Monday, April 16, 2007

Another interview meme

Because I got nothin' to talk about these days, I asked for another interview. This one is from Andrea, over at a garden of nna mmoy. She's scary-smart and intimidates the hell out of me with her writing abilities. She's an all-around amazing person. If you aren't already reading her, you should be. She's great.

1. So you read my take on the different vs. diabetes question. As the mother of a diabetic child, how do you see it? If you could trade the diabetes for a visible difference, would you? - Yes, most likely, I would. I do know the damage that teasing over physical differences can inflict on you, though. Growing up, I was teased mercilessly by a boy (Anthony Salvidio, the fat bastard) who was a year older than me. He made my life a living hell from 2nd grade on, pretty much. And what were my differences, you ask? I had a swayback and I wore glasses. For this, I was called every name under the sun, tormented on the playground and hassled in class. I went up a grade for reading and English and he made sure that my time in those classes was as miserable as possible. He made me ashamed of myself.

Diabetes is able to be hidden. That said, it's a ticking time bomb. At any time, something could go horribly wrong. And it's not like O hasn't experienced teasing because of her diabetes. The teasing and stares over a physical difference would be very difficult, emotionally, to deal with and I'm sure they would take a toll on her. Is an emotional toll better than a physical toll? It's hard to say - you have to have a pretty strong personality and a very healthy self-esteem to get past that. I don't have that and O is pretty sensitive, too.
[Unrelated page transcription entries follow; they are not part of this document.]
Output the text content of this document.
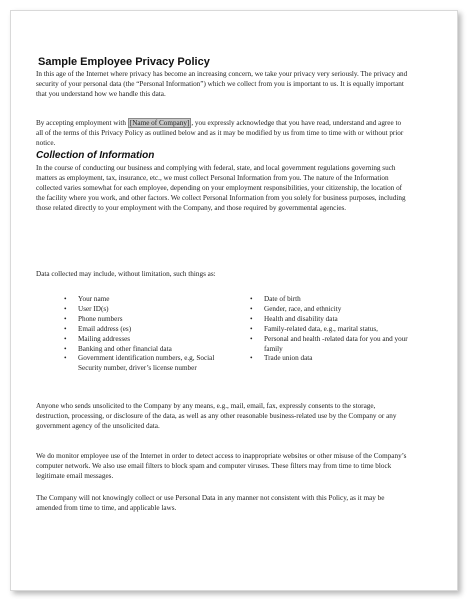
Sample Employee Privacy Policy
In this age of the Internet where privacy has become an increasing concern, we take your privacy very seriously. The privacy and security of your personal data (the “Personal Information”) which we collect from you is important to us. It is equally important that you understand how we handle this data.
By accepting employment with [Name of Company] , you expressly acknowledge that you have read, understand and agree to all of the terms of this Privacy Policy as outlined below and as it may be modified by us from time to time with or without prior notice.
Collection of Information
In the course of conducting our business and complying with federal, state, and local government regulations governing such matters as employment, tax, insurance, etc., we must collect Personal Information from you. The nature of the Information collected varies somewhat for each employee, depending on your employment responsibilities, your citizenship, the location of the facility where you work, and other factors. We collect Personal Information from you solely for business purposes, including those related directly to your employment with the Company, and those required by governmental agencies.
Data collected may include, without limitation, such things as:
• Your name
• User ID(s)
• Phone numbers
• Email address (es)
• Mailing addresses
• Banking and other financial data
• Government identification numbers, e.g, Social Security number, driver’s license number
• Date of birth
• Gender, race, and ethnicity
• Health and disability data
• Family-related data, e.g., marital status,
• Personal and health -related data for you and your family
• Trade union data
Anyone who sends unsolicited to the Company by any means, e.g., mail, email, fax, expressly consents to the storage, destruction, processing, or disclosure of the data, as well as any other reasonable business-related use by the Company or any government agency of the unsolicited data.
We do monitor employee use of the Internet in order to detect access to inappropriate websites or other misuse of the Company’s computer network. We also use email filters to block spam and computer viruses. These filters may from time to time block legitimate email messages.
The Company will not knowingly collect or use Personal Data in any manner not consistent with this Policy, as it may be amended from time to time, and applicable laws.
I decided to ask O about this and she says that she'd much rather have diabetes. First, you wouldn't get made fun of as much and second, you can work with diabetes. She said that physical differences can hinder you a lot and make you unable to do things that other kids can do. But mainly, she wouldn't want to be made fun of and stared at.

Boy, is she my kid....

2. When you were fifteen, what did you think you'd be doing now? - Writing fabulous articles for The New Yorker or The New York Times. I thought I'd be a published author, living in a loft apartment in SoHo and throwing fantabulous cocktail parties where I'd rub elbows with the elite of the literary world.

3. You have five billion dollars. You can buy a cure for diabetes, or you can buy world peace. - World peace. Easy peasey. Someone, some day, is going to come up with a cure for diabetes. World peace seems to be permanently elusive.

4. You have 24 hours to yourself, an empty house and ulimited funds. What are you going to do? - Do I have to stay in my house? If so, have the world's most comfortable bed delivered to my house, along with a selection of my favourite foods, a personal chef to cook said foods for me and a masseuse to give me a looooooong massage. I'd hire a cleaning service to come clean my house, top to bottom. I'd pick one of my rainy-day staple books - probably a Rosemund Pilcher or Maeve Binchy (my two guilty pleasures) and curl up in bed and read. I'd doze, eat and read. I'd drink cups of tea brought to me by my personal chef. And I'd get some sleep. Lots and lots of sleep.

If I could leave my house, I'd hire that cleaning service to come in while I was gone and then I'd go to Boston, get a room at the swankiest, most comfortable hotel there and do many of the same things. I'd go to a book store and find one great book to read. I'd wander down Charles Street and check out all the antique stores. I'd go to the North End and gorge on Italian food and pick up some frou-frouy Italian goodies at the salumerias and bake shops. Then I'd go back to my hotel room and have a massage, followed by a luxurious wallow in a bubble bath, where I'd read my book and sip a glass of wine. I'd have room service deliver something decadent that I'd never tried before. I'd get a pedicure. And mostly, I'd sleep. Sleep and sleep and sleep and sleep.

5. What is one skill or talent that you would love to have, and why? - I'd love to be artistic in some way, be able to take stunning photographs or paint. There are so many times that I try to capture something and I fail miserably. I'd also love to be able to budget my money better. I suck at that. Suck, suck, suck.


Bea said...

Great interview! That 24 hours in Boston is sounding sooooo good right now.

Lea said...

thanks for the comments on my blog, it was so nice of you to stop and introduce yourself! I really enjoy reading your blog- you are a fantastic writer, kand I look forward to reading more.
take care,

Anonymous said...

Well, thank you. I'm blushing.

Switch Boston for Toronto, and I'll let you out of hte house. ;)

Stomper Girl said...

Great interview. When your kids are a bit older I hope you find the mind-space to pursue your writing dreams. It's too hard with littlies. Not to mention managing O's diabetes. I hope the day when they find a cure for diabetes is close at hand (my nephew has it too and I've seen how hard it makes my sister's life). World peace would be great too! But elusive, as you say.